In 2019, she was the only African recipient, and one of 15 total, of the L’Oréal-UNESCO For Women in Science Interna­tional Rising Talent Award.

Ghanaian food scientist, Dr Mavis Owureku-Asare, a senior research scientist at the Biotech­nology and Nuclear Agriculture Research Institute of the Ghana Atomic Energy Commission (GAEC), has developed agricul­tural technologies and solutions to help farmers and improve the livelihoods of women in Ghana.

One of her primary outcomes was the development of im­proved solar drying technologies for the post-harvest management of agricultural produce.

Dr Owureku-Asare invented te Ewiahemaa Solar Dryer—a so­lar-drying system for processing fresh tomatoes into powder, which can be used for other secondary products.

Ghanaian environmental chemis,t Professor Marian Asantewah Nkan­sah, also features prominently.

Her work focuses on solving envi­ronmental problems associated with toxic substances like heavy/trace metals, persistent organic pollutants (POPs) and polycyclic aromatic hydrocarbons (PAHs) in food, water, soil, rocks, sediments and other environmental samples.

Larisa Akrofie founded Levers in Heels, a website bringing visibility to African women in STEM through its featured interviews, research, and mentorship programs.

Prof. Elsie A. B. Effah Kaufmann, a Ghanaian academic, academic administrator, biomedical engineer and current National Science and Maths Quiz host, is also credited for promoting girls’ science education.

This list is not exhaustive and may take up a significant space listing all Ghanaian scientists making a differ­ence in their own ways.

Women who have excelled in var­ious fields must be given the credit they deserve, as this is the only way to create role models for the next generation of girls.

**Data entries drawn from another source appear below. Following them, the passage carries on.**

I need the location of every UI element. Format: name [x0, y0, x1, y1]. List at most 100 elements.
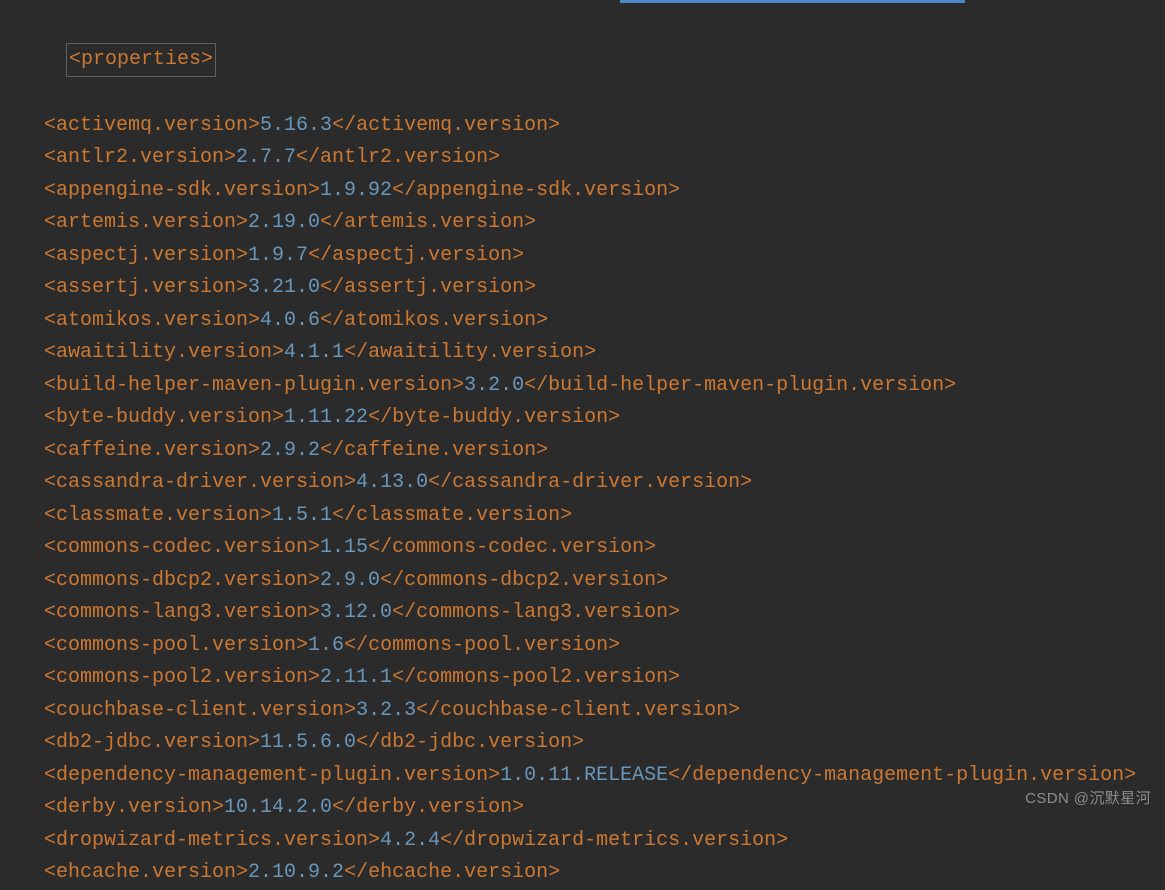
close-tag: </db2-jdbc.version>	[356, 731, 584, 754]
close-tag: </build-helper-maven-plugin.version>	[524, 374, 956, 397]
property-value: 5.16.3	[260, 114, 332, 137]
property-value: 1.5.1	[272, 504, 332, 527]
property-value: 4.13.0	[356, 471, 428, 494]
open-tag: <commons-pool.version>	[44, 634, 308, 657]
parent-tag-line: <properties>	[20, 10, 1165, 110]
close-tag: </antlr2.version>	[296, 146, 500, 169]
property-line: <byte-buddy.version>1.11.22</byte-buddy.…	[20, 402, 1165, 435]
property-value: 3.12.0	[320, 601, 392, 624]
property-line: <dependency-management-plugin.version>1.…	[20, 760, 1165, 793]
close-tag: </appengine-sdk.version>	[392, 179, 680, 202]
close-tag: </activemq.version>	[332, 114, 560, 137]
open-tag: <commons-pool2.version>	[44, 666, 320, 689]
property-line: <activemq.version>5.16.3</activemq.versi…	[20, 110, 1165, 143]
property-line: <build-helper-maven-plugin.version>3.2.0…	[20, 370, 1165, 403]
property-value: 4.0.6	[260, 309, 320, 332]
close-tag: </awaitility.version>	[344, 341, 596, 364]
open-tag: <dropwizard-metrics.version>	[44, 829, 380, 852]
property-value: 2.11.1	[320, 666, 392, 689]
property-value: 2.10.9.2	[248, 861, 344, 884]
property-value: 3.21.0	[248, 276, 320, 299]
open-tag: <build-helper-maven-plugin.version>	[44, 374, 464, 397]
open-tag: <atomikos.version>	[44, 309, 260, 332]
property-line: <commons-codec.version>1.15</commons-cod…	[20, 532, 1165, 565]
property-line: <atomikos.version>4.0.6</atomikos.versio…	[20, 305, 1165, 338]
open-tag: <couchbase-client.version>	[44, 699, 356, 722]
property-line: <ehcache.version>2.10.9.2</ehcache.versi…	[20, 857, 1165, 890]
property-line: <classmate.version>1.5.1</classmate.vers…	[20, 500, 1165, 533]
open-tag: <aspectj.version>	[44, 244, 248, 267]
property-line: <couchbase-client.version>3.2.3</couchba…	[20, 695, 1165, 728]
close-tag: </byte-buddy.version>	[368, 406, 620, 429]
property-value: 2.9.2	[260, 439, 320, 462]
property-line: <artemis.version>2.19.0</artemis.version…	[20, 207, 1165, 240]
editor-top-bar	[0, 0, 1165, 6]
code-editor[interactable]: <properties> <activemq.version>5.16.3</a…	[0, 6, 1165, 890]
property-value: 1.15	[320, 536, 368, 559]
property-line: <assertj.version>3.21.0</assertj.version…	[20, 272, 1165, 305]
open-tag: <ehcache.version>	[44, 861, 248, 884]
property-line: <commons-lang3.version>3.12.0</commons-l…	[20, 597, 1165, 630]
property-value: 1.9.92	[320, 179, 392, 202]
property-value: 1.0.11.RELEASE	[500, 764, 668, 787]
close-tag: </commons-pool.version>	[344, 634, 620, 657]
close-tag: </commons-codec.version>	[368, 536, 656, 559]
open-tag: <activemq.version>	[44, 114, 260, 137]
property-line: <derby.version>10.14.2.0</derby.version>	[20, 792, 1165, 825]
property-line: <awaitility.version>4.1.1</awaitility.ve…	[20, 337, 1165, 370]
property-value: 2.9.0	[320, 569, 380, 592]
open-tag: <dependency-management-plugin.version>	[44, 764, 500, 787]
close-tag: </commons-lang3.version>	[392, 601, 680, 624]
active-tab-indicator	[620, 0, 965, 3]
open-tag: <commons-lang3.version>	[44, 601, 320, 624]
property-value: 10.14.2.0	[224, 796, 332, 819]
property-line: <caffeine.version>2.9.2</caffeine.versio…	[20, 435, 1165, 468]
open-tag: <byte-buddy.version>	[44, 406, 284, 429]
open-tag: <artemis.version>	[44, 211, 248, 234]
property-value: 2.19.0	[248, 211, 320, 234]
close-tag: </couchbase-client.version>	[416, 699, 740, 722]
open-tag: <classmate.version>	[44, 504, 272, 527]
close-tag: </classmate.version>	[332, 504, 572, 527]
property-value: 1.9.7	[248, 244, 308, 267]
open-tag: <derby.version>	[44, 796, 224, 819]
close-tag: </dropwizard-metrics.version>	[440, 829, 788, 852]
close-tag: </commons-pool2.version>	[392, 666, 680, 689]
close-tag: </derby.version>	[332, 796, 524, 819]
open-tag: <cassandra-driver.version>	[44, 471, 356, 494]
property-line: <commons-pool2.version>2.11.1</commons-p…	[20, 662, 1165, 695]
property-value: 4.1.1	[284, 341, 344, 364]
property-line: <commons-pool.version>1.6</commons-pool.…	[20, 630, 1165, 663]
property-value: 3.2.0	[464, 374, 524, 397]
watermark-text: CSDN @沉默星河	[1025, 783, 1151, 816]
property-line: <commons-dbcp2.version>2.9.0</commons-db…	[20, 565, 1165, 598]
close-tag: </artemis.version>	[320, 211, 536, 234]
close-tag: </assertj.version>	[320, 276, 536, 299]
property-value: 4.2.4	[380, 829, 440, 852]
close-tag: </ehcache.version>	[344, 861, 560, 884]
open-tag: <assertj.version>	[44, 276, 248, 299]
open-tag: <awaitility.version>	[44, 341, 284, 364]
open-tag: <appengine-sdk.version>	[44, 179, 320, 202]
property-line: <cassandra-driver.version>4.13.0</cassan…	[20, 467, 1165, 500]
property-line: <appengine-sdk.version>1.9.92</appengine…	[20, 175, 1165, 208]
open-tag: <commons-dbcp2.version>	[44, 569, 320, 592]
property-value: 1.6	[308, 634, 344, 657]
close-tag: </commons-dbcp2.version>	[380, 569, 668, 592]
open-tag: <commons-codec.version>	[44, 536, 320, 559]
close-tag: </caffeine.version>	[320, 439, 548, 462]
open-tag: <caffeine.version>	[44, 439, 260, 462]
open-tag: <antlr2.version>	[44, 146, 236, 169]
open-tag: <db2-jdbc.version>	[44, 731, 260, 754]
property-value: 3.2.3	[356, 699, 416, 722]
close-tag: </aspectj.version>	[308, 244, 524, 267]
close-tag: </atomikos.version>	[320, 309, 548, 332]
property-line: <aspectj.version>1.9.7</aspectj.version>	[20, 240, 1165, 273]
properties-open-tag: <properties>	[66, 43, 216, 78]
property-line: <db2-jdbc.version>11.5.6.0</db2-jdbc.ver…	[20, 727, 1165, 760]
property-value: 2.7.7	[236, 146, 296, 169]
property-line: <antlr2.version>2.7.7</antlr2.version>	[20, 142, 1165, 175]
property-value: 1.11.22	[284, 406, 368, 429]
property-line: <dropwizard-metrics.version>4.2.4</dropw…	[20, 825, 1165, 858]
property-value: 11.5.6.0	[260, 731, 356, 754]
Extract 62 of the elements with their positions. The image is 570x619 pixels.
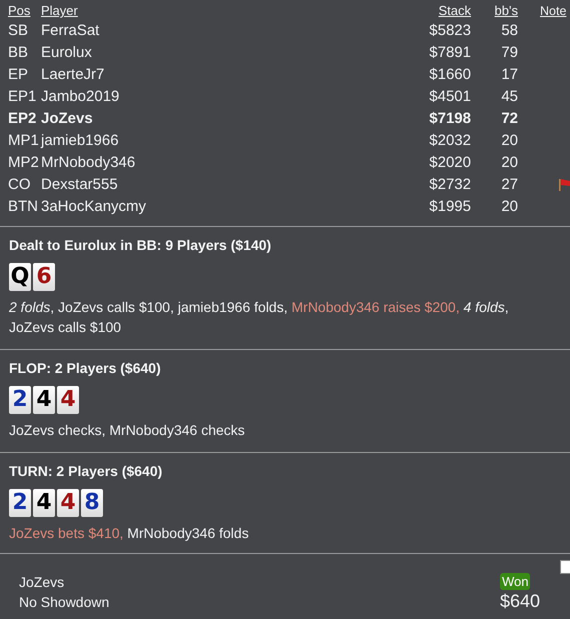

Ghana celebrated its 66th inde­pendence anniversary a few days ago. As far back as the pre-inde­pendence era, the man who led Ghana to freedom, Dr Kwame Nkrumah, knew the importance of women to national develop­ment. But how can we liberate girls of the current generation to unleash their potential to con­tribute to societal growth without giving them role models in similar fields, especially science, technology and engineering?

Showcasing exceptional wom­en and their achievements would not only close the gender gap but make it easier for girls and wom­en to choose a career in science.

Even though it is established that Science, Technology, Engineering and Mathematics (STEM) play essential roles in the development and growth of na­tions, enrollment by girls in these sectors has been poor.

The few successful women who climb to the peak also have shorter and less well-paid careers.

It is time for action as the world marks International Wom­en’s Day, and governments, in­stitutions, private entities, and all stakeholders must work towards balance, equity and women’s upliftment.

For International Women’s Day and beyond, let’s all fully #EmbraceEquity.